The Myers-Briggs Type Indicator (MBTI) classifies people into 16 personality types, so that when you use it, you feel somewhat sure that you are hiring the right employee for the right job. But don't use it casually. Indeed, some experts have said it's being misused.

For example, you might assume that introverts are poor candidates for stressful, high-visibility jobs. But here's something to consider: Steve Jobs, the late CEO of Apple, exhibited "behavior indicating a preference for introversion." The introverted/extroverted scale is not about whether someone is shy or gregarious—it addresses whether people gain energy from being by themselves or being among others.

CPP, Inc., the exclusive publisher of the Myers-Briggs test, says: "The MBTI tool can't tell you whom to hire, but it can help you work with your team so that everyone gives his or her best performance." Understanding how people communicate, interact and collaborate should help you run your company in a more efficient way. The Myers-Briggs test can be a useful tool in achieving that goal.

So what's it all about?
To start with, taking the test should be voluntary, according to the Myers-Briggs folks, and the results belong to the test taker. If that person wants to share the results, great. But if you coerce a person to take it, that's not good.

Criticism from psychologists center on seeing that the same person taking the test twice shows different results, so don't expect this to be a magic solution to your hiring and assignment needs. (This isn't the "sorting hat" from the Harry Potter books.)

So what's it good for? CPP, Inc. doesn't say it should be used particularly for recruiting or hiring, noting that it's more generally "a battery of assessments or tests or tools . . . designed . . . strictly for onboarding, manager development, leadership development and team development."

Put another way, the MBTI doesn't evaluate candidates and doesn't predict performance or cultural fit. Rather, it was designed to help people in a nonjudgmental way identify what their blind spots are and what their strengths are, based on their innate personality characteristics, according to CPP, Inc. And that can be a very powerful tool.

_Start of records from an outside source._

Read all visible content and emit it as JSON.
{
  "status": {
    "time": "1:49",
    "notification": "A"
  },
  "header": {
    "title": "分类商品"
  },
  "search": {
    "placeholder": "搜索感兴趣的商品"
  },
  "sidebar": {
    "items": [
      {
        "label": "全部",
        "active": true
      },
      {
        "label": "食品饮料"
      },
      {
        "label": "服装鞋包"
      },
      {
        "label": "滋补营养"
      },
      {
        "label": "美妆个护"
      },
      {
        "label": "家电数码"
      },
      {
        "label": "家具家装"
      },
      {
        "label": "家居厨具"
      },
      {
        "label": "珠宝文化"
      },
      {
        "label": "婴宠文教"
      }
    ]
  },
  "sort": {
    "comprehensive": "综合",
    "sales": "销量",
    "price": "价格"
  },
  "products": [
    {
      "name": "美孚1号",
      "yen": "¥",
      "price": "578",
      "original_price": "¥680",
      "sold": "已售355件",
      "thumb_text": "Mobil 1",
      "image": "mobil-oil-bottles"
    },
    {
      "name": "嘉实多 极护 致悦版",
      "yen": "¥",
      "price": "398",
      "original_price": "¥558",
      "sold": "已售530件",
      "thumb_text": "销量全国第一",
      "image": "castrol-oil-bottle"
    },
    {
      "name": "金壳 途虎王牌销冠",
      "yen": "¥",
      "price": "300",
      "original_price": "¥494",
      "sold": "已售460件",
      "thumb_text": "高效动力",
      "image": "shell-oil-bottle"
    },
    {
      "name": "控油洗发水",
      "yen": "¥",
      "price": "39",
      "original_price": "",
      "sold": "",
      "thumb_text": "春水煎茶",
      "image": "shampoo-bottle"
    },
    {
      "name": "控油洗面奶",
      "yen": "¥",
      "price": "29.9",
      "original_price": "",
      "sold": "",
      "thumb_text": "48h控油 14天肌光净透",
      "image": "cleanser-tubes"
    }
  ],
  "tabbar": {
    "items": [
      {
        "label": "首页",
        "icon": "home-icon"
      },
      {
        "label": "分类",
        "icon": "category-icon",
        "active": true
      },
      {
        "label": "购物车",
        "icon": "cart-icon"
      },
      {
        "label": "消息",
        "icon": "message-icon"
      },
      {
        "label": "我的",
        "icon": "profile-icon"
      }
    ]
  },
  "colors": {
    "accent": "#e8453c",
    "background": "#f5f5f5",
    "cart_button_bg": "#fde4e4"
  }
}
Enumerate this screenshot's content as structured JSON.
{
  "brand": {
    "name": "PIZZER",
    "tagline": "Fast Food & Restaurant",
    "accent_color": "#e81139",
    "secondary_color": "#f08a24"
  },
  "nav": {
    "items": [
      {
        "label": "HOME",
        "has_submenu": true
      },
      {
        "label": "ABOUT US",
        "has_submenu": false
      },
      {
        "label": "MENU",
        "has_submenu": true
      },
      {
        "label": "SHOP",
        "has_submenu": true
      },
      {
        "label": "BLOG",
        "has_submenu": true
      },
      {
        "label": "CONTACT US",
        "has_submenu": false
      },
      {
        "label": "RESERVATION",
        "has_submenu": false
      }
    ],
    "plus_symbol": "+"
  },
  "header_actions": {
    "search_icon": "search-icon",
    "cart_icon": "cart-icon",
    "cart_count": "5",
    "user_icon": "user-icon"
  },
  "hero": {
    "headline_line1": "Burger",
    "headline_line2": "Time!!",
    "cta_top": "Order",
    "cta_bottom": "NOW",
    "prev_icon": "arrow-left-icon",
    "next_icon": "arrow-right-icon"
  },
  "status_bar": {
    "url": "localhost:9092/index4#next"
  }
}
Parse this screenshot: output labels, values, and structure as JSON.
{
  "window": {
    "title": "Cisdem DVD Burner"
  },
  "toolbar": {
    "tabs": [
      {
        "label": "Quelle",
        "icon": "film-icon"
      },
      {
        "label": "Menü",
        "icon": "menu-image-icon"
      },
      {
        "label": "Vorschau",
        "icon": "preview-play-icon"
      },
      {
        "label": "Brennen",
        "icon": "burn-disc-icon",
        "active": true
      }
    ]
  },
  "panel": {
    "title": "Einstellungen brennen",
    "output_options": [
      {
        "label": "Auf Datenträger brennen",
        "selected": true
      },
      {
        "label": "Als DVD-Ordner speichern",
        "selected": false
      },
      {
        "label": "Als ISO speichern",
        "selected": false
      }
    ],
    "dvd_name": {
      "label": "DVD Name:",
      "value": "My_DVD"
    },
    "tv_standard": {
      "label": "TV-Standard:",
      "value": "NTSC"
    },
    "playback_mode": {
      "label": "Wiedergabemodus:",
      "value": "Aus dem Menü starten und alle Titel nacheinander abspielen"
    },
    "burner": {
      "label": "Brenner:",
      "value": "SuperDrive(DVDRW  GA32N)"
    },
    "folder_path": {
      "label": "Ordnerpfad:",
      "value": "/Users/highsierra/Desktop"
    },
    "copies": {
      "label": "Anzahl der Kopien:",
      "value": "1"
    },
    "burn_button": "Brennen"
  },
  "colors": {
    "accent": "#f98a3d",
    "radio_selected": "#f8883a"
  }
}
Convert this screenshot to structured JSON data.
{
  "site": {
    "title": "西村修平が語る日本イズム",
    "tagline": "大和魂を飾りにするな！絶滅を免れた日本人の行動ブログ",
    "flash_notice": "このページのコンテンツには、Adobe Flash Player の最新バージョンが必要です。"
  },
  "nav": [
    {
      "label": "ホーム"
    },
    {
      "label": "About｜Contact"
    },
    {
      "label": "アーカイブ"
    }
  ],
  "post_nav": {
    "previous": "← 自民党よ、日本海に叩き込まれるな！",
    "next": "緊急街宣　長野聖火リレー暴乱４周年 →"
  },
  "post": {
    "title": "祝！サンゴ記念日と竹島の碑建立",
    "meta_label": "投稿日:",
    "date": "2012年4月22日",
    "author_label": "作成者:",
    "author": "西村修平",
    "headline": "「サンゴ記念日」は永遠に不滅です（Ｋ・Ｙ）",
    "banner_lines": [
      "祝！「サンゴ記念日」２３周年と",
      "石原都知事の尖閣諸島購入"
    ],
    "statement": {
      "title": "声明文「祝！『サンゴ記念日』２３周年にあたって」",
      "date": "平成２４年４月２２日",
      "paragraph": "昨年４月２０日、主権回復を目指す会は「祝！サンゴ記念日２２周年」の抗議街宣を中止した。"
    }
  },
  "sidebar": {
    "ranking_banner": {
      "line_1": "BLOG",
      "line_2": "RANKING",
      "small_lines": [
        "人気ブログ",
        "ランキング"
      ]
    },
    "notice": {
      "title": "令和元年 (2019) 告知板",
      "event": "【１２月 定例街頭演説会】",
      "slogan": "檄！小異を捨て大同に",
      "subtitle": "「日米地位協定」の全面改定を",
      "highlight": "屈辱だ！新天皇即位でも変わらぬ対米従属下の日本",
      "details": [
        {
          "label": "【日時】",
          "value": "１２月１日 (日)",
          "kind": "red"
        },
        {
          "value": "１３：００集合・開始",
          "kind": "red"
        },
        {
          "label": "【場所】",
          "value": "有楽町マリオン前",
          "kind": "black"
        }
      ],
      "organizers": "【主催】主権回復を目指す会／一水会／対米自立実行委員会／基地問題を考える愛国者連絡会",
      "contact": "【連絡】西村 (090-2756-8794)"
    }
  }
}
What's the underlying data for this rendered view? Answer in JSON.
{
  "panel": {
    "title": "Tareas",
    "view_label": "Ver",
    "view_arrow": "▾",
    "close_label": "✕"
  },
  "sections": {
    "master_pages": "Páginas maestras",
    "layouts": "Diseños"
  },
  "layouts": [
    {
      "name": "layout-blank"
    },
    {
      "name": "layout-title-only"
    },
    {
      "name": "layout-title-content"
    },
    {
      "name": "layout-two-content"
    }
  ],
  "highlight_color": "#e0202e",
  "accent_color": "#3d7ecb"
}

For example, the MBTI can help identify employees' strengths and compensate for their blind spots by identifying some inborn characteristics. "It provides a unique opportunity, not to judge, but to acknowledge that we have personality diversity that gives us a common language to talk about our differences," says CPP, Inc.
​
Perhaps the best way to put it is this: The MBTI doesn't tell us what people can or can't do—it only tells us what people innately prefer to do.